A note to my dear readers,
God seems to have had me on sabbatical from blog-writing for the last month. I would have forewarned you but I did not know myself that this was going to occur. He does indeed work in mysterious ways.
He continues to be at work in me, for which I am most grateful, and new projects abound (though they do not always get completed!). One of these projects, God willing, will start next week. You are invited.
The plan is to begin an online book reflection group with the book, Orthodox Prayer Life, The Interior Way, by Matthew the Poor. Since this is a book to be prayed rather than simply read, my idea is that we may share it slowly over a longer period of time (how long I do not know).
The starting time is to coincide with the Western Church’s beginning of Lent on Ash Wednesday or shortly thereafter. I have noticed that Western and Eastern Church calendars are separated by nearly a month this year. Since the book centers on prayer and not any particular liturgical season, our different calendars should not interfere with how we share the book.
For those not familiar with the author, Matthew the Poor, also known as Father Matta El-Meskeen, began his adult life as a pharmacist who amassed considerable wealth early in life. In 1948, he left the two pharmacies that he owned for the solitary life, spending the next 55 years as a monk in the desert of Egypt. He studied both the Eastern and Western Fathers, revived Egyptian monasticism and wrote 181 books and numerous articles.

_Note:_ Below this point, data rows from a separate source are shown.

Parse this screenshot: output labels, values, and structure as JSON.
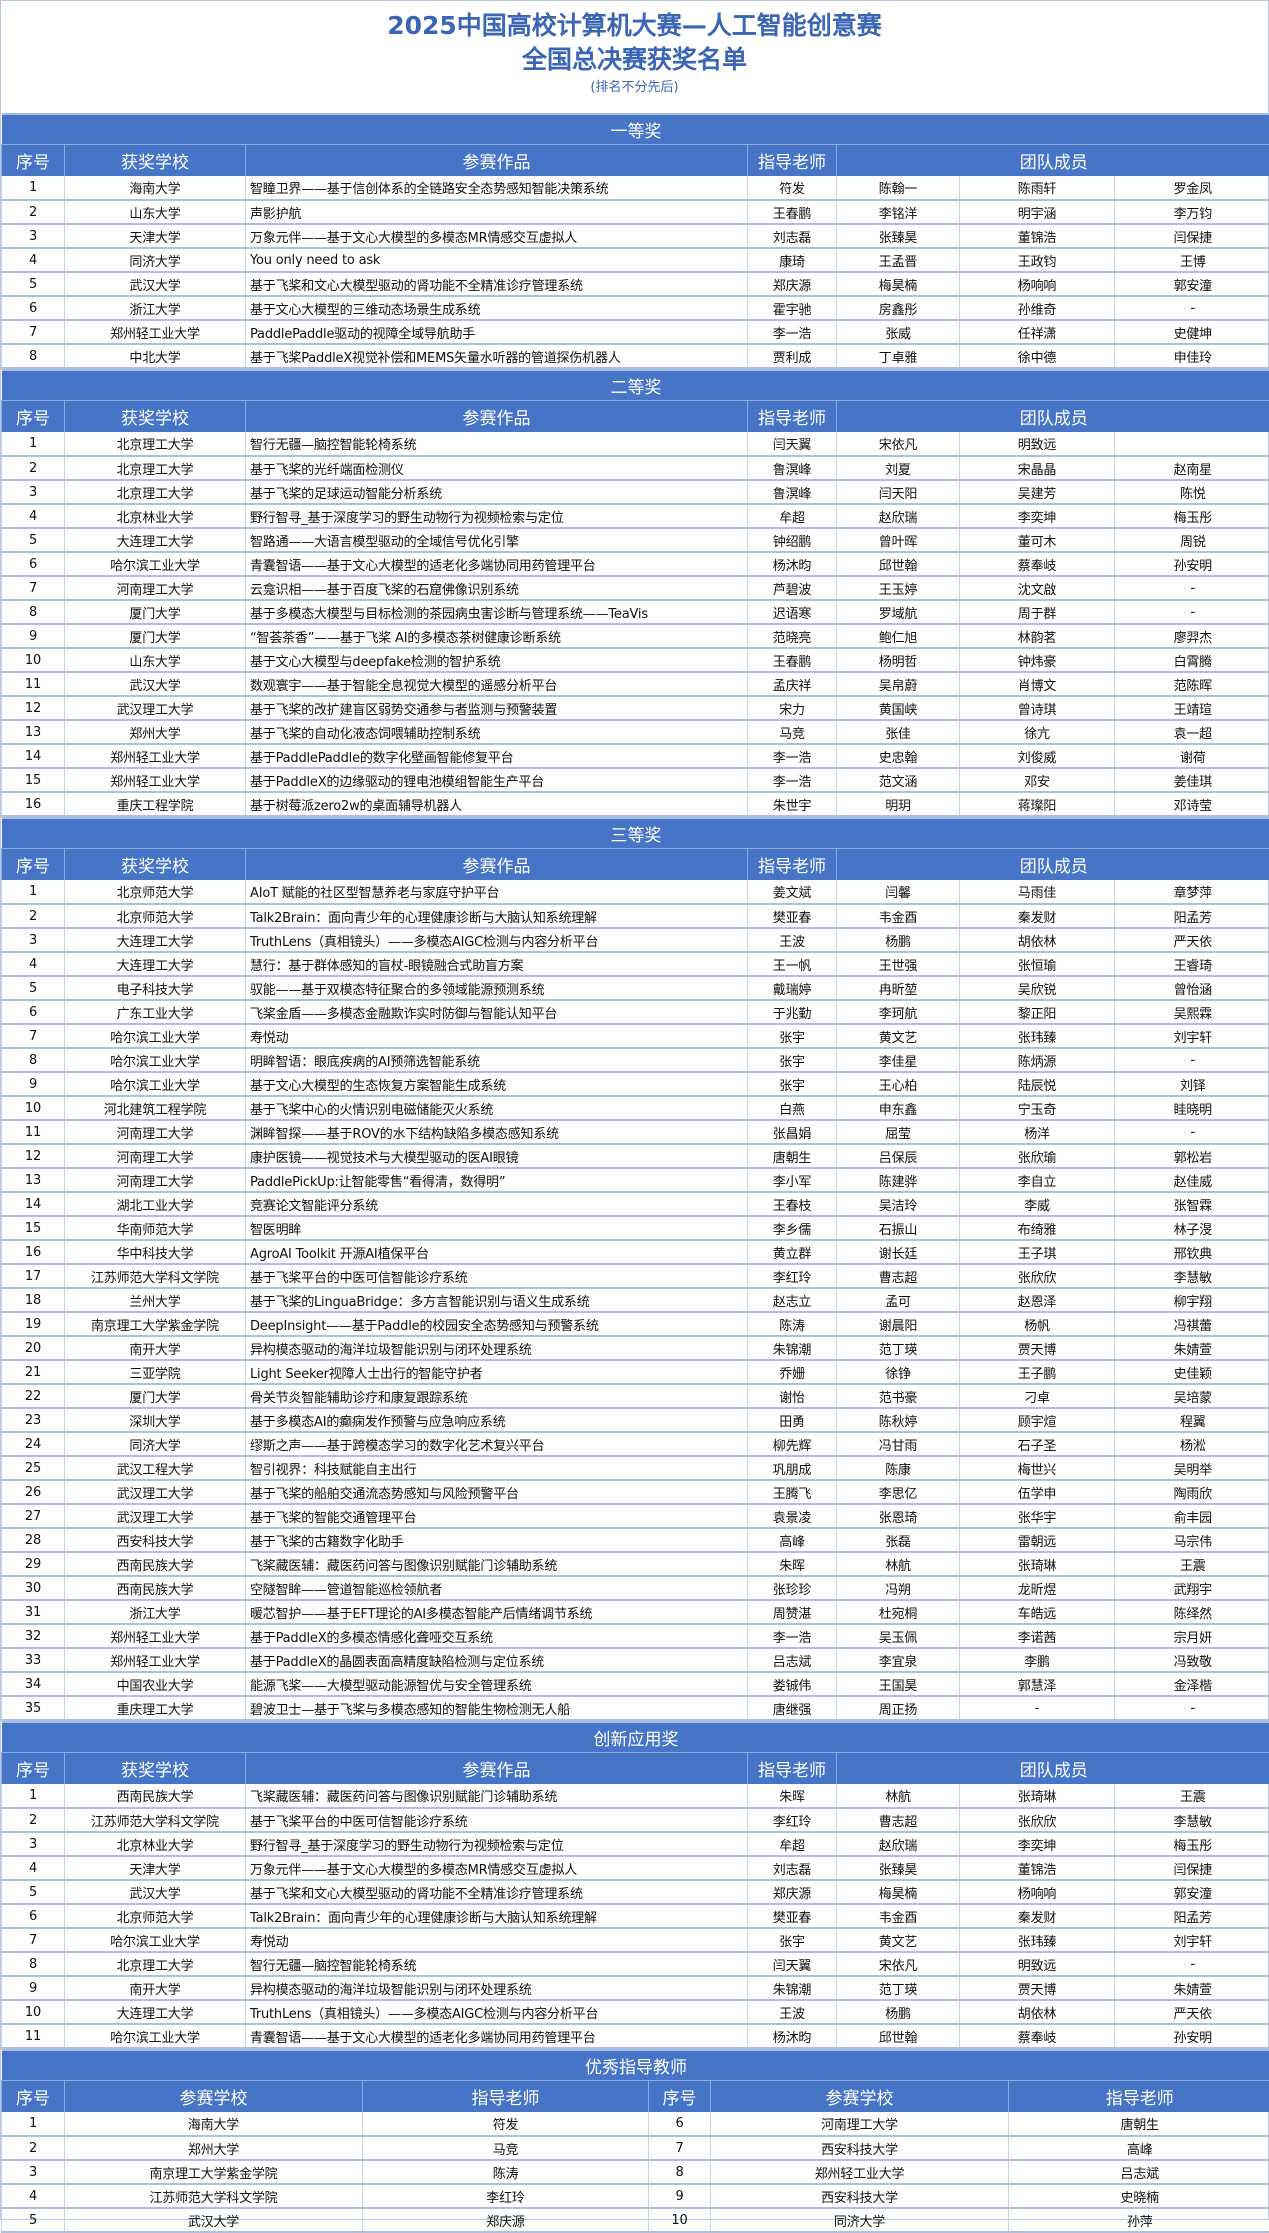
{
  "title": {
    "line1": "2025中国高校计算机大赛—人工智能创意赛",
    "line2": "全国总决赛获奖名单",
    "note": "(排名不分先后)"
  },
  "colors": {
    "band": "#4674c6",
    "title": "#3b65b5"
  },
  "award_headers": [
    "序号",
    "获奖学校",
    "参赛作品",
    "指导老师",
    "团队成员"
  ],
  "sections": [
    {
      "title": "一等奖",
      "rows": [
        [
          "1",
          "海南大学",
          "智瞳卫界——基于信创体系的全链路安全态势感知智能决策系统",
          "符发",
          "陈翰一",
          "陈雨轩",
          "罗金凤"
        ],
        [
          "2",
          "山东大学",
          "声影护航",
          "王春鹏",
          "李铭洋",
          "明宇涵",
          "李万钧"
        ],
        [
          "3",
          "天津大学",
          "万象元伴——基于文心大模型的多模态MR情感交互虚拟人",
          "刘志磊",
          "张臻昊",
          "董锦浩",
          "闫保捷"
        ],
        [
          "4",
          "同济大学",
          "You only need to ask",
          "康琦",
          "王孟晋",
          "王政钧",
          "王博"
        ],
        [
          "5",
          "武汉大学",
          "基于飞桨和文心大模型驱动的肾功能不全精准诊疗管理系统",
          "郑庆源",
          "梅昊楠",
          "杨响响",
          "郭安潼"
        ],
        [
          "6",
          "浙江大学",
          "基于文心大模型的三维动态场景生成系统",
          "霍宇驰",
          "房鑫彤",
          "孙维奇",
          "-"
        ],
        [
          "7",
          "郑州轻工业大学",
          "PaddlePaddle驱动的视障全域导航助手",
          "李一浩",
          "张威",
          "任祥潇",
          "史健坤"
        ],
        [
          "8",
          "中北大学",
          "基于飞桨PaddleX视觉补偿和MEMS矢量水听器的管道探伤机器人",
          "贾利成",
          "丁卓雅",
          "徐中德",
          "申佳玲"
        ]
      ]
    },
    {
      "title": "二等奖",
      "rows": [
        [
          "1",
          "北京理工大学",
          "智行无疆—脑控智能轮椅系统",
          "闫天翼",
          "宋依凡",
          "明致远",
          ""
        ],
        [
          "2",
          "北京理工大学",
          "基于飞桨的光纤端面检测仪",
          "鲁溟峰",
          "刘夏",
          "宋晶晶",
          "赵南星"
        ],
        [
          "3",
          "北京理工大学",
          "基于飞桨的足球运动智能分析系统",
          "鲁溟峰",
          "闫天阳",
          "吴建芳",
          "陈悦"
        ],
        [
          "4",
          "北京林业大学",
          "野行智寻_基于深度学习的野生动物行为视频检索与定位",
          "牟超",
          "赵欣瑞",
          "李奕坤",
          "梅玉彤"
        ],
        [
          "5",
          "大连理工大学",
          "智路通——大语言模型驱动的全域信号优化引擎",
          "钟绍鹏",
          "曾叶晖",
          "董可木",
          "周锐"
        ],
        [
          "6",
          "哈尔滨工业大学",
          "青囊智语——基于文心大模型的适老化多端协同用药管理平台",
          "杨沐昀",
          "邱世翰",
          "蔡奉岐",
          "孙安明"
        ],
        [
          "7",
          "河南理工大学",
          "云龛识相——基于百度飞桨的石窟佛像识别系统",
          "芦碧波",
          "王玉婷",
          "沈文啟",
          "-"
        ],
        [
          "8",
          "厦门大学",
          "基于多模态大模型与目标检测的茶园病虫害诊断与管理系统——TeaVis",
          "迟语寒",
          "罗域航",
          "周于群",
          "-"
        ],
        [
          "9",
          "厦门大学",
          "“智荟茶香”——基于飞桨 AI的多模态茶树健康诊断系统",
          "范晓亮",
          "鲍仁旭",
          "林韵茗",
          "廖羿杰"
        ],
        [
          "10",
          "山东大学",
          "基于文心大模型与deepfake检测的智护系统",
          "王春鹏",
          "杨明哲",
          "钟炜豪",
          "白霄腾"
        ],
        [
          "11",
          "武汉大学",
          "数观寰宇——基于智能全息视觉大模型的遥感分析平台",
          "孟庆祥",
          "吴帛蔚",
          "肖博文",
          "范陈晖"
        ],
        [
          "12",
          "武汉理工大学",
          "基于飞桨的改扩建盲区弱势交通参与者监测与预警装置",
          "宋力",
          "黄国峡",
          "曾诗琪",
          "王靖瑄"
        ],
        [
          "13",
          "郑州大学",
          "基于飞桨的自动化液态饲喂辅助控制系统",
          "马竞",
          "张佳",
          "徐亢",
          "袁一超"
        ],
        [
          "14",
          "郑州轻工业大学",
          "基于PaddlePaddle的数字化壁画智能修复平台",
          "李一浩",
          "史忠翰",
          "刘俊威",
          "谢荷"
        ],
        [
          "15",
          "郑州轻工业大学",
          "基于PaddleX的边缘驱动的锂电池模组智能生产平台",
          "李一浩",
          "范文涵",
          "邓安",
          "姜佳琪"
        ],
        [
          "16",
          "重庆工程学院",
          "基于树莓派zero2w的桌面辅导机器人",
          "朱世宇",
          "明玥",
          "蒋璨阳",
          "邓诗莹"
        ]
      ]
    },
    {
      "title": "三等奖",
      "rows": [
        [
          "1",
          "北京师范大学",
          "AIoT 赋能的社区型智慧养老与家庭守护平台",
          "姜文斌",
          "闫馨",
          "马雨佳",
          "章梦萍"
        ],
        [
          "2",
          "北京师范大学",
          "Talk2Brain：面向青少年的心理健康诊断与大脑认知系统理解",
          "樊亚春",
          "韦金酉",
          "秦发财",
          "阳孟芳"
        ],
        [
          "3",
          "大连理工大学",
          "TruthLens（真相镜头）——多模态AIGC检测与内容分析平台",
          "王波",
          "杨鹏",
          "胡依林",
          "严天依"
        ],
        [
          "4",
          "大连理工大学",
          "慧行：基于群体感知的盲杖-眼镜融合式助盲方案",
          "王一帆",
          "王世强",
          "张恒瑜",
          "王睿琦"
        ],
        [
          "5",
          "电子科技大学",
          "驭能——基于双模态特征聚合的多领域能源预测系统",
          "戴瑞婷",
          "冉昕堃",
          "吴欣锐",
          "曾怡涵"
        ],
        [
          "6",
          "广东工业大学",
          "飞桨金盾——多模态金融欺诈实时防御与智能认知平台",
          "于兆勤",
          "李珂航",
          "黎正阳",
          "吴熙霖"
        ],
        [
          "7",
          "哈尔滨工业大学",
          "寿悦动",
          "张宇",
          "黄文艺",
          "张玮臻",
          "刘宇轩"
        ],
        [
          "8",
          "哈尔滨工业大学",
          "明眸智语：眼底疾病的AI预筛选智能系统",
          "张宇",
          "李佳星",
          "陈炳源",
          "-"
        ],
        [
          "9",
          "哈尔滨工业大学",
          "基于文心大模型的生态恢复方案智能生成系统",
          "张宇",
          "王心柏",
          "陆辰悦",
          "刘铎"
        ],
        [
          "10",
          "河北建筑工程学院",
          "基于飞桨中心的火情识别电磁储能灭火系统",
          "白燕",
          "申东鑫",
          "宁玉奇",
          "眭晓明"
        ],
        [
          "11",
          "河南理工大学",
          "渊眸智探——基于ROV的水下结构缺陷多模态感知系统",
          "张昌娟",
          "屈莹",
          "杨洋",
          "-"
        ],
        [
          "12",
          "河南理工大学",
          "康护医镜——视觉技术与大模型驱动的医AI眼镜",
          "唐朝生",
          "吕保辰",
          "张欣瑜",
          "郭松岩"
        ],
        [
          "13",
          "河南理工大学",
          "PaddlePickUp:让智能零售“看得清，数得明”",
          "李小军",
          "陈建骅",
          "李自立",
          "赵佳威"
        ],
        [
          "14",
          "湖北工业大学",
          "竞赛论文智能评分系统",
          "王春枝",
          "吴洁玲",
          "李威",
          "张智霖"
        ],
        [
          "15",
          "华南师范大学",
          "智医明眸",
          "李乡儒",
          "石振山",
          "布绮雅",
          "林子渂"
        ],
        [
          "16",
          "华中科技大学",
          "AgroAI Toolkit 开源AI植保平台",
          "黄立群",
          "谢长廷",
          "王子琪",
          "邢钦典"
        ],
        [
          "17",
          "江苏师范大学科文学院",
          "基于飞桨平台的中医可信智能诊疗系统",
          "李红玲",
          "曹志超",
          "张欣欣",
          "李慧敏"
        ],
        [
          "18",
          "兰州大学",
          "基于飞桨的LinguaBridge：多方言智能识别与语义生成系统",
          "赵志立",
          "孟可",
          "赵恩泽",
          "柳宇翔"
        ],
        [
          "19",
          "南京理工大学紫金学院",
          "DeepInsight——基于Paddle的校园安全态势感知与预警系统",
          "陈涛",
          "谢晨阳",
          "杨帆",
          "冯祺蕾"
        ],
        [
          "20",
          "南开大学",
          "异构模态驱动的海洋垃圾智能识别与闭环处理系统",
          "朱锦潮",
          "范丁瑛",
          "贾天博",
          "朱婧萱"
        ],
        [
          "21",
          "三亚学院",
          "Light Seeker视障人士出行的智能守护者",
          "乔姗",
          "徐铮",
          "王子鹏",
          "史佳颖"
        ],
        [
          "22",
          "厦门大学",
          "骨关节炎智能辅助诊疗和康复跟踪系统",
          "谢怡",
          "范书豪",
          "刁卓",
          "吴培蒙"
        ],
        [
          "23",
          "深圳大学",
          "基于多模态AI的癫痫发作预警与应急响应系统",
          "田勇",
          "陈秋婷",
          "顾宇煊",
          "程翼"
        ],
        [
          "24",
          "同济大学",
          "缪斯之声——基于跨模态学习的数字化艺术复兴平台",
          "柳先辉",
          "冯甘雨",
          "石子圣",
          "杨淞"
        ],
        [
          "25",
          "武汉工程大学",
          "智引视界：科技赋能自主出行",
          "巩朋成",
          "陈康",
          "梅世兴",
          "吴明举"
        ],
        [
          "26",
          "武汉理工大学",
          "基于飞桨的船舶交通流态势感知与风险预警平台",
          "王腾飞",
          "李思亿",
          "伍学申",
          "陶雨欣"
        ],
        [
          "27",
          "武汉理工大学",
          "基于飞桨的智能交通管理平台",
          "袁景凌",
          "张恩琦",
          "张华宇",
          "俞丰园"
        ],
        [
          "28",
          "西安科技大学",
          "基于飞桨的古籍数字化助手",
          "高峰",
          "张磊",
          "雷朝远",
          "马宗伟"
        ],
        [
          "29",
          "西南民族大学",
          "飞桨藏医辅：藏医药问答与图像识别赋能门诊辅助系统",
          "朱晖",
          "林航",
          "张琦琳",
          "王震"
        ],
        [
          "30",
          "西南民族大学",
          "空隧智眸——管道智能巡检领航者",
          "张珍珍",
          "冯朔",
          "龙昕煜",
          "武翔宇"
        ],
        [
          "31",
          "浙江大学",
          "暖芯智护——基于EFT理论的AI多模态智能产后情绪调节系统",
          "周赞湛",
          "杜宛桐",
          "车皓远",
          "陈绎然"
        ],
        [
          "32",
          "郑州轻工业大学",
          "基于PaddleX的多模态情感化聋哑交互系统",
          "李一浩",
          "吴玉佩",
          "李诺茜",
          "宗月妍"
        ],
        [
          "33",
          "郑州轻工业大学",
          "基于PaddleX的晶圆表面高精度缺陷检测与定位系统",
          "吕志斌",
          "李宜泉",
          "李鹏",
          "冯致敬"
        ],
        [
          "34",
          "中国农业大学",
          "能源飞桨——大模型驱动能源智优与安全管理系统",
          "娄铖伟",
          "王国昊",
          "郭慧泽",
          "金泽楷"
        ],
        [
          "35",
          "重庆理工大学",
          "碧波卫士—基于飞桨与多模态感知的智能生物检测无人船",
          "唐继强",
          "周正扬",
          "-",
          "-"
        ]
      ]
    },
    {
      "title": "创新应用奖",
      "rows": [
        [
          "1",
          "西南民族大学",
          "飞桨藏医辅：藏医药问答与图像识别赋能门诊辅助系统",
          "朱晖",
          "林航",
          "张琦琳",
          "王震"
        ],
        [
          "2",
          "江苏师范大学科文学院",
          "基于飞桨平台的中医可信智能诊疗系统",
          "李红玲",
          "曹志超",
          "张欣欣",
          "李慧敏"
        ],
        [
          "3",
          "北京林业大学",
          "野行智寻_基于深度学习的野生动物行为视频检索与定位",
          "牟超",
          "赵欣瑞",
          "李奕坤",
          "梅玉彤"
        ],
        [
          "4",
          "天津大学",
          "万象元伴——基于文心大模型的多模态MR情感交互虚拟人",
          "刘志磊",
          "张臻昊",
          "董锦浩",
          "闫保捷"
        ],
        [
          "5",
          "武汉大学",
          "基于飞桨和文心大模型驱动的肾功能不全精准诊疗管理系统",
          "郑庆源",
          "梅昊楠",
          "杨响响",
          "郭安潼"
        ],
        [
          "6",
          "北京师范大学",
          "Talk2Brain：面向青少年的心理健康诊断与大脑认知系统理解",
          "樊亚春",
          "韦金酉",
          "秦发财",
          "阳孟芳"
        ],
        [
          "7",
          "哈尔滨工业大学",
          "寿悦动",
          "张宇",
          "黄文艺",
          "张玮臻",
          "刘宇轩"
        ],
        [
          "8",
          "北京理工大学",
          "智行无疆—脑控智能轮椅系统",
          "闫天翼",
          "宋依凡",
          "明致远",
          "-"
        ],
        [
          "9",
          "南开大学",
          "异构模态驱动的海洋垃圾智能识别与闭环处理系统",
          "朱锦潮",
          "范丁瑛",
          "贾天博",
          "朱婧萱"
        ],
        [
          "10",
          "大连理工大学",
          "TruthLens（真相镜头）——多模态AIGC检测与内容分析平台",
          "王波",
          "杨鹏",
          "胡依林",
          "严天依"
        ],
        [
          "11",
          "哈尔滨工业大学",
          "青囊智语——基于文心大模型的适老化多端协同用药管理平台",
          "杨沐昀",
          "邱世翰",
          "蔡奉岐",
          "孙安明"
        ]
      ]
    }
  ],
  "teachers": {
    "title": "优秀指导教师",
    "headers": [
      "序号",
      "参赛学校",
      "指导老师",
      "序号",
      "参赛学校",
      "指导老师"
    ],
    "rows": [
      [
        "1",
        "海南大学",
        "符发",
        "6",
        "河南理工大学",
        "唐朝生"
      ],
      [
        "2",
        "郑州大学",
        "马竞",
        "7",
        "西安科技大学",
        "高峰"
      ],
      [
        "3",
        "南京理工大学紫金学院",
        "陈涛",
        "8",
        "郑州轻工业大学",
        "吕志斌"
      ],
      [
        "4",
        "江苏师范大学科文学院",
        "李红玲",
        "9",
        "西安科技大学",
        "史晓楠"
      ],
      [
        "5",
        "武汉大学",
        "郑庆源",
        "10",
        "同济大学",
        "孙萍"
      ]
    ]
  }
}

He died in 2006.
Here is an excerpt from the book’s preface:
“Whenever physical hunger turned cruel against me, I found my gratification in prayer. Whenever the biting cold of winter was unkind to me, I found my warmth in prayer. Whenever people were harsh to me (and their harshness was severe indeed), I found my comfort in prayer. In short, prayer became my food and my drink, my outfit and my armor, whether by night or by day.”
The publisher has graciously given permission for liberal online quoting of the book (but not pages or chapters) so purchase of the book is encouraged. It is available on Amazon (as of this writing) as well as from the publisher. I am setting up a separate site (Here to pray…) for this purpose so that unrelated posts here, should God give me any, do not disrupt the book reflection.
I look forward to sharing this experience, even if there are only a few people. However, please invite anyone that you think might be interested in joining in.
Please pray for me, as I do for you.
Trying to pray, or at least wanting to. But very forgetful. Also wondering what prayer really is. My words to God seem so hollow, formulaic at times, too informal and presumptuous at others. Then very embarrassed at the thought that my prayers should somehow be “better,” as if it were a contest which I could win if I only tried harder. So you see, Mary, what God is giving you to do (through your writing) might also be His gift to me, coming just when I need it. I look forward to hearing from you, Matthew, and others on Prayer
Thanks, Al, for this honest (and humble) perspective on a dilemma that all of us face at times. So hard not to get caught up in evaluating our own prayer… It will be wonderful if you can join in the ongoing reflection on the book. May God bless us all.